Capital Gains Eligible for the Deduction
Only certain capital gains are eligible for the deduction. These include gains arising from the disposition of qualified small business shares, or qualified farm or fishing property. In order to claim this deduction, you must be a resident of Canada at the time of the disposition.
If you have capital gains from the disposition of publicly traded shares or mutual funds, they are not eligible for the deduction.
When you give away or sell an asset, you have disposed of it. In most cases, to calculate your capital gains, you take the sale price of the asset and subtract its adjusted cost base (the purchase price plus any costs incurred when buying it).
However, if you sell the asset for less than the fair market value or if you give it away, you cannot use the sale price to determine your capital gains. Instead, the CRA requires you to use its Fair Market Value (FMV).
For example, if you gave a house to your son, you have to calculate your capital gains as if you sold the house for its FMV. You must also pay tax on these capital gains. In contrast, if you give your son qualified small business corporation shares, you still calculate your capital gains using the FMV of the shares. However, you wouldn’t be required to pay tax on those gains as a result of the capital gains deduction.

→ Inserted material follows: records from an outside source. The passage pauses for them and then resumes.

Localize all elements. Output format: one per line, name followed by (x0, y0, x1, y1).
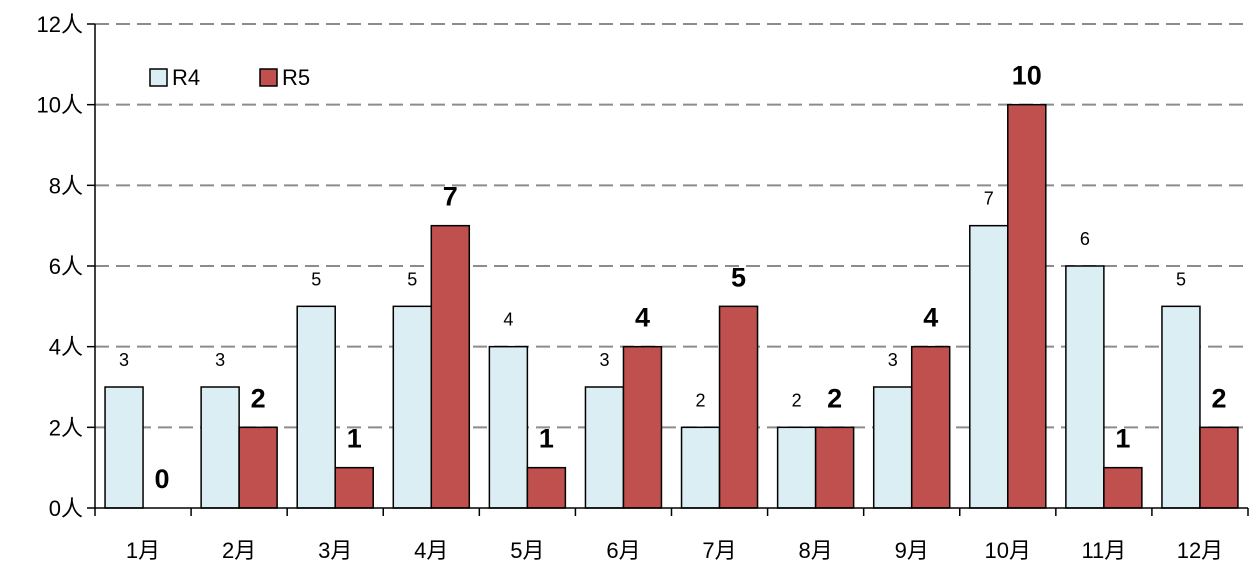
data-label-r5: 1 (539, 424, 554, 454)
bar-r5 (238, 426, 278, 509)
bar-r5 (910, 345, 951, 509)
x-tick-label: 3月 (318, 538, 352, 562)
data-label-r5: 0 (155, 464, 170, 494)
bar-r5 (1007, 103, 1047, 509)
y-tick-label: 6人 (49, 254, 83, 279)
y-tick-label: 4人 (49, 335, 83, 360)
legend: R4 R5 (149, 65, 310, 90)
bar-r5 (334, 466, 374, 509)
x-tick-label: 8月 (799, 538, 833, 562)
bar-r5 (430, 224, 471, 509)
bar-r4 (969, 224, 1009, 509)
y-tick-label: 12人 (37, 12, 83, 37)
data-label-r4: 3 (599, 350, 609, 370)
data-label-r4: 3 (215, 350, 225, 370)
legend-label: R4 (172, 65, 200, 90)
x-tick-label: 10月 (985, 538, 1031, 562)
data-label-r4: 5 (407, 269, 417, 289)
data-label-r4: 2 (792, 390, 802, 410)
data-label-r5: 2 (1211, 383, 1226, 413)
data-label-r4: 2 (696, 390, 706, 410)
x-tick-label: 12月 (1177, 538, 1223, 562)
x-tick-label: 6月 (606, 538, 640, 562)
legend-swatch (259, 68, 278, 87)
data-label-r5: 1 (1115, 424, 1130, 454)
bar-r4 (296, 305, 336, 509)
y-tick-label: 10人 (37, 93, 83, 118)
axes: 0人 2人 4人 6人 8人 10人 12人 1月 2月 3月 4月 5月 6月 7月 8月 9月 10月 11月… (37, 12, 1249, 563)
data-label-r5: 2 (251, 383, 266, 413)
data-label-r5: 1 (347, 424, 362, 454)
bar-r5 (622, 345, 663, 509)
bar-r4 (776, 426, 817, 509)
y-tick-label: 2人 (49, 415, 83, 440)
bar-r4 (1065, 265, 1105, 509)
x-tick-label: 9月 (895, 538, 929, 562)
y-tick-label: 0人 (49, 496, 83, 521)
bar-r4 (200, 386, 240, 509)
data-labels: 3 0 3 2 5 1 5 7 4 1 3 4 2 5 2 2 3 4 7 10 6 1 5 2 (119, 61, 1226, 494)
bars (104, 103, 1239, 509)
data-label-r4: 5 (311, 269, 321, 289)
bar-r5 (1103, 466, 1143, 509)
bar-r5 (718, 305, 759, 509)
bar-r4 (1161, 305, 1201, 509)
data-label-r4: 7 (984, 189, 994, 209)
bar-r4 (872, 386, 913, 509)
data-label-r5: 4 (923, 303, 938, 333)
bar-r4 (680, 426, 721, 509)
bar-r5 (814, 426, 855, 509)
legend-label: R5 (282, 65, 310, 90)
data-label-r5: 2 (827, 383, 842, 413)
data-label-r5: 10 (1012, 61, 1042, 91)
bar-r4 (392, 305, 433, 509)
gridlines (95, 23, 1248, 429)
bar-r4 (104, 386, 144, 509)
data-label-r5: 5 (731, 262, 746, 292)
x-tick-label: 4月 (414, 538, 448, 562)
x-tick-label: 5月 (510, 538, 544, 562)
bar-r5 (1199, 426, 1239, 509)
bar-r4 (488, 345, 529, 509)
data-label-r4: 3 (888, 350, 898, 370)
x-tick-label: 2月 (222, 538, 256, 562)
bar-r4 (584, 386, 625, 509)
data-label-r5: 7 (443, 182, 458, 212)
y-tick-label: 8人 (49, 173, 83, 198)
data-label-r5: 4 (635, 303, 650, 333)
x-tick-label: 11月 (1081, 538, 1126, 562)
x-tick-label: 1月 (126, 538, 160, 562)
data-label-r4: 6 (1080, 229, 1090, 249)
data-label-r4: 5 (1176, 269, 1186, 289)
legend-swatch (149, 68, 168, 87)
data-label-r4: 3 (119, 350, 129, 370)
bar-r5 (526, 466, 567, 509)
data-label-r4: 4 (503, 310, 513, 330)
x-tick-label: 7月 (702, 538, 736, 562)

Defining Qualified Small Business Shares
The CRA has a number of requirements defining which small business corporation shares are eligible for the capital gains deduction. To qualify, the shares must have been owned by you, your relative or your partnership for 24 months prior to the sale. Additionally, the company must be a Canadian-controlled private corporation and must carry out most of its business in Canada.
Defining Qualified Farm or Fishing Property
Qualified farm property includes land, buildings, capital stock in family-farm corporations, interest in family-farm partnerships, and capital property such as milk or egg quotas. Qualified fishing property includes land, sea vessels, and eligible capital property such as fishing licenses.

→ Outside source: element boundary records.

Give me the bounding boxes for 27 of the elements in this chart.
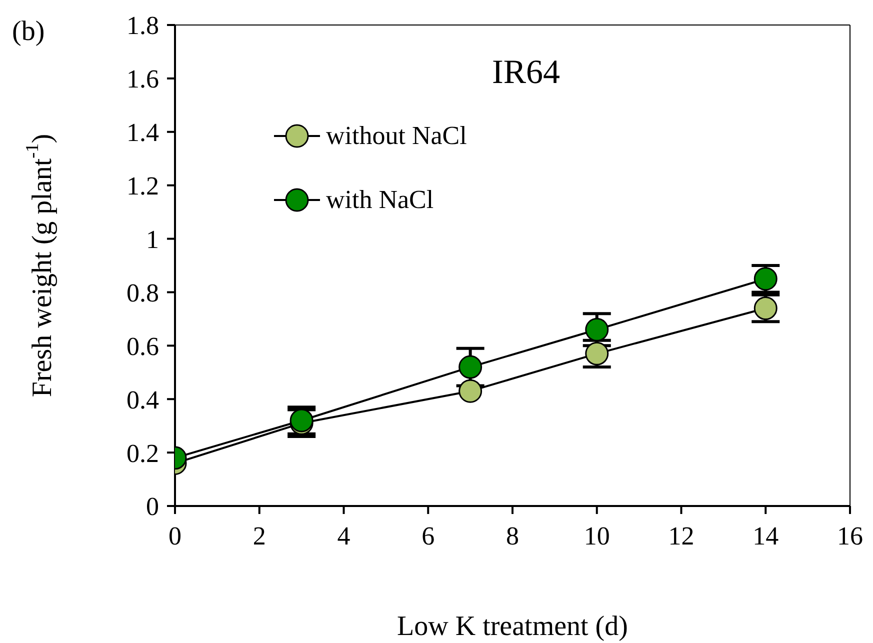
y-tick-label: 1.4 bbox=[126, 118, 159, 148]
text: IR64 bbox=[492, 54, 560, 91]
x-tick-label: 10 bbox=[584, 521, 610, 550]
point bbox=[458, 355, 482, 379]
x-tick-label: 2 bbox=[252, 521, 266, 550]
y-tick-label: 0.2 bbox=[126, 438, 159, 468]
y-tick-label: 0.6 bbox=[126, 332, 159, 361]
x-tick-label: 14 bbox=[752, 521, 779, 550]
legend-label: with NaCl bbox=[326, 185, 434, 215]
y-tick-label: 0.8 bbox=[126, 278, 159, 308]
point bbox=[585, 318, 609, 342]
x-tick-label: 16 bbox=[837, 521, 863, 550]
x-tick-label: 12 bbox=[668, 521, 694, 550]
text: (b) bbox=[12, 16, 45, 47]
x-axis-title: Low K treatment (d) bbox=[397, 611, 628, 642]
legend-label: without NaCl bbox=[326, 121, 467, 151]
x-tick-label: 6 bbox=[422, 521, 435, 550]
x-tick-label: 0 bbox=[168, 521, 182, 550]
x-tick-label: 8 bbox=[506, 521, 519, 550]
y-tick-label: 1.2 bbox=[126, 172, 159, 201]
y-tick-label: 1 bbox=[146, 225, 159, 254]
y-tick-label: 0.4 bbox=[126, 385, 159, 414]
y-tick-label: 1.8 bbox=[126, 11, 159, 40]
y-tick-label: 1.6 bbox=[126, 64, 159, 94]
y-tick-label: 0 bbox=[146, 492, 159, 522]
point bbox=[458, 379, 482, 403]
x-tick-label: 4 bbox=[337, 521, 350, 550]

If you have a capital gain from the sale of any of these items, this amount may be eligible for the capital gains deduction. To qualify, the item must have been owned by you, your spouse or common-law partner, or a family-farm partnership in which either you or your spouse or common-law partner has an interest, prior to its disposition.
Lifetime Capital Gains Exemption
Unfortunately, the CRA does not allow you to claim an unlimited amount of capital gains deductions. However, in 2014, the agency increased the Lifetime Capital Gains Exemption limit and indexed it to inflation.

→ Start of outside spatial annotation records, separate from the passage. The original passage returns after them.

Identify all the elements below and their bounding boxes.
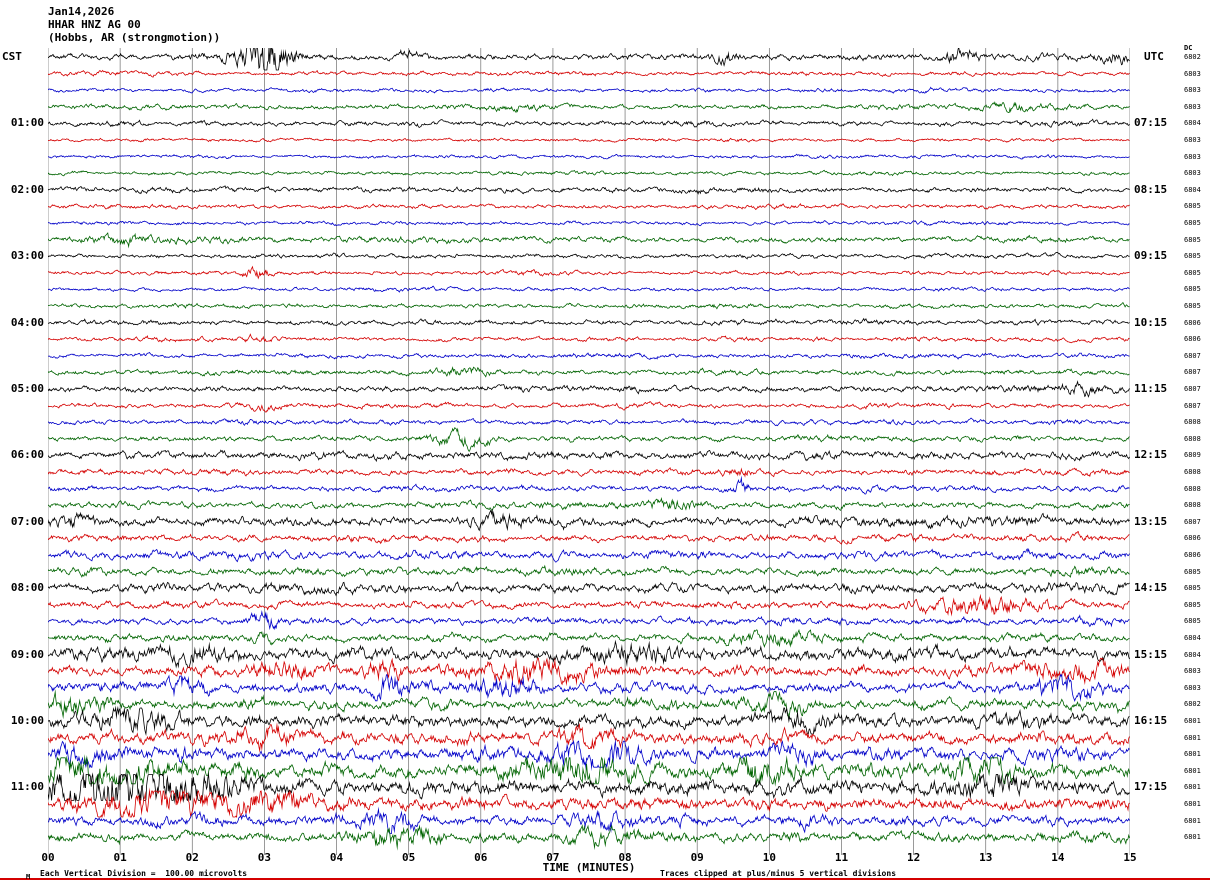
dc-offset-value: 6805 xyxy=(1184,600,1201,609)
right-time-label: 16:15 xyxy=(1134,714,1168,727)
dc-offset-value: 6803 xyxy=(1184,169,1201,178)
dc-offset-value: 6801 xyxy=(1184,833,1201,842)
dc-offset-value: 6807 xyxy=(1184,385,1201,393)
right-time-label: 10:15 xyxy=(1134,315,1168,329)
dc-offset-value: 6808 xyxy=(1184,418,1201,427)
left-time-label: 08:00 xyxy=(10,581,44,595)
dc-offset-value: 6802 xyxy=(1184,700,1201,709)
dc-offset-value: 6805 xyxy=(1184,235,1201,244)
dc-offset-value: 6807 xyxy=(1184,368,1201,377)
dc-offset-value: 6805 xyxy=(1184,285,1201,294)
left-time-label: 03:00 xyxy=(10,249,44,263)
dc-offset-value: 6804 xyxy=(1184,119,1201,128)
header-date: Jan14,2026 xyxy=(48,5,115,18)
right-time-label: 09:15 xyxy=(1134,249,1168,263)
dc-offset-value: 6803 xyxy=(1184,102,1201,111)
x-tick-label: 05 xyxy=(402,851,416,864)
footer-red-rule xyxy=(0,878,1210,880)
header-station-location: (Hobbs, AR (strongmotion)) xyxy=(48,31,221,44)
left-time-label: 11:00 xyxy=(10,780,44,794)
dc-offset-value: 6806 xyxy=(1184,534,1201,543)
right-time-label: 14:15 xyxy=(1134,581,1168,595)
x-tick-label: 10 xyxy=(762,851,776,864)
dc-offset-value: 6805 xyxy=(1184,584,1201,593)
dc-offset-value: 6805 xyxy=(1184,252,1201,261)
seismogram-trace-canvas xyxy=(48,48,1130,855)
right-time-label: 11:15 xyxy=(1134,382,1168,395)
dc-offset-value: 6801 xyxy=(1184,766,1201,775)
dc-offset-value: 6805 xyxy=(1184,268,1201,277)
left-time-label: 05:00 xyxy=(10,382,44,395)
right-timezone-label: UTC xyxy=(1144,50,1164,63)
dc-offset-value: 6806 xyxy=(1184,318,1201,327)
dc-offset-value: 6803 xyxy=(1184,683,1201,692)
left-time-label: 09:00 xyxy=(10,647,44,661)
dc-offset-value: 6801 xyxy=(1184,733,1201,742)
dc-offset-value: 6804 xyxy=(1184,650,1201,659)
right-time-label: 17:15 xyxy=(1134,780,1168,794)
dc-offset-value: 6803 xyxy=(1184,136,1201,144)
x-tick-label: 11 xyxy=(834,851,849,864)
x-tick-label: 04 xyxy=(329,851,344,864)
dc-offset-value: 6805 xyxy=(1184,302,1201,310)
dc-offset-value: 6807 xyxy=(1184,351,1201,360)
dc-column-header: DC xyxy=(1184,44,1193,52)
dc-offset-value: 6806 xyxy=(1184,335,1201,344)
dc-offset-value: 6808 xyxy=(1184,484,1201,493)
x-tick-label: 15 xyxy=(1123,851,1137,864)
dc-offset-value: 6807 xyxy=(1184,401,1201,410)
x-tick-label: 00 xyxy=(41,851,55,864)
dc-offset-value: 6808 xyxy=(1184,501,1201,510)
left-time-label: 10:00 xyxy=(10,714,44,727)
x-tick-label: 06 xyxy=(474,851,488,864)
dc-offset-value: 6804 xyxy=(1184,634,1201,642)
dc-offset-value: 6806 xyxy=(1184,551,1201,559)
dc-offset-value: 6801 xyxy=(1184,750,1201,759)
dc-offset-value: 6801 xyxy=(1184,816,1201,825)
x-tick-label: 03 xyxy=(257,851,272,864)
left-timezone-label: CST xyxy=(2,50,22,63)
dc-offset-value: 6809 xyxy=(1184,451,1201,460)
dc-offset-value: 6805 xyxy=(1184,202,1201,211)
dc-offset-value: 6801 xyxy=(1184,783,1201,792)
x-tick-label: 01 xyxy=(113,851,127,864)
right-time-label: 08:15 xyxy=(1134,182,1168,196)
x-tick-label: 12 xyxy=(906,851,921,864)
left-time-label: 04:00 xyxy=(10,315,44,329)
x-tick-label: 09 xyxy=(690,851,704,864)
dc-offset-value: 6808 xyxy=(1184,468,1201,476)
right-time-label: 13:15 xyxy=(1134,514,1168,528)
header-station-code: HHAR HNZ AG 00 xyxy=(48,18,141,31)
left-time-label: 02:00 xyxy=(10,182,44,196)
corner-mark: M xyxy=(26,873,31,881)
dc-offset-value: 6801 xyxy=(1184,717,1201,725)
right-time-label: 07:15 xyxy=(1134,116,1168,130)
dc-offset-value: 6808 xyxy=(1184,434,1201,443)
x-tick-label: 07 xyxy=(546,851,560,864)
dc-offset-value: 6803 xyxy=(1184,667,1201,676)
dc-offset-value: 6807 xyxy=(1184,517,1201,526)
dc-offset-value: 6803 xyxy=(1184,69,1201,78)
dc-offset-value: 6804 xyxy=(1184,185,1201,194)
dc-offset-value: 6803 xyxy=(1184,86,1201,95)
dc-offset-value: 6805 xyxy=(1184,219,1201,227)
dc-offset-value: 6801 xyxy=(1184,800,1201,808)
left-time-label: 07:00 xyxy=(10,514,44,528)
vertical-division-note: Each Vertical Division = 100.00 microvol… xyxy=(40,869,248,878)
x-tick-label: 02 xyxy=(185,851,199,864)
x-tick-label: 14 xyxy=(1051,851,1065,864)
x-axis-title: TIME (MINUTES) xyxy=(542,861,636,874)
clipping-note: Traces clipped at plus/minus 5 vertical … xyxy=(660,869,897,878)
x-tick-label: 08 xyxy=(618,851,632,864)
dc-offset-value: 6802 xyxy=(1184,53,1201,61)
x-tick-label: 13 xyxy=(979,851,993,864)
dc-offset-value: 6805 xyxy=(1184,567,1201,576)
dc-offset-value: 6805 xyxy=(1184,617,1201,626)
right-time-label: 12:15 xyxy=(1134,448,1168,462)
left-time-label: 06:00 xyxy=(10,448,44,462)
right-time-label: 15:15 xyxy=(1134,647,1168,661)
left-time-label: 01:00 xyxy=(10,116,44,130)
dc-offset-value: 6803 xyxy=(1184,152,1201,161)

The LCGE is $883,384 for qualifies small business shares. That means qualifying capital gains up to that limit are exempt from taxation. However, since the CRA only taxes half of all capital gains, this limit equates to a deduction of up to $441,692. For qualified farming and fishing property, the LCGE was raised to $1,000,00 which equates to a deduction of up to $500,000.
If you are applying the LCGE to capital gains from previous years, the LCGE for 2014 was $800,000. For property disposed of after March 18, 2007, and before 2014, the exemption is $750,000. For property disposed of between 1985 and March 18, 2007, the exemption is $500,000. These amounts equate to a $375,000 and $250,000 deduction, respectively.
Claiming the Deduction
In order to claim your capital gains exemption, complete Schedule 3 of your federal income tax return. This schedule helps you calculate your capital gains. If you are reporting a reserve from a previous year, you must also complete Form T2017 – Summary of Reserves on Dispositions of Capital Property.
To determine the amount of your exemption, use Form T657 – Calculation of Capital Gains Deductions. This form will help you determine whether the property you disposed of meets the criteria for the exemption.
Next, the form prompts you to enter information about your current capital gains, net capital losses from previous years and allowable business investment losses. It instructs you to enter these numbers in a formula that determines your exemption for the year.
Capital Gains and Gifts
If you donate certain capital assets to qualifying charities, you do not receive a deduction. However, the CRA offers you an inclusion rate of zero percent. Ultimately, this has the same effect on your taxes.
If you have given shares, ecologically sensitive land, or a range of other capital assets to a qualifying charity, you must still calculate your capital gains using the FMV of the asset. As a result of the inclusion rate of zero percent, you don’t have to report these gains.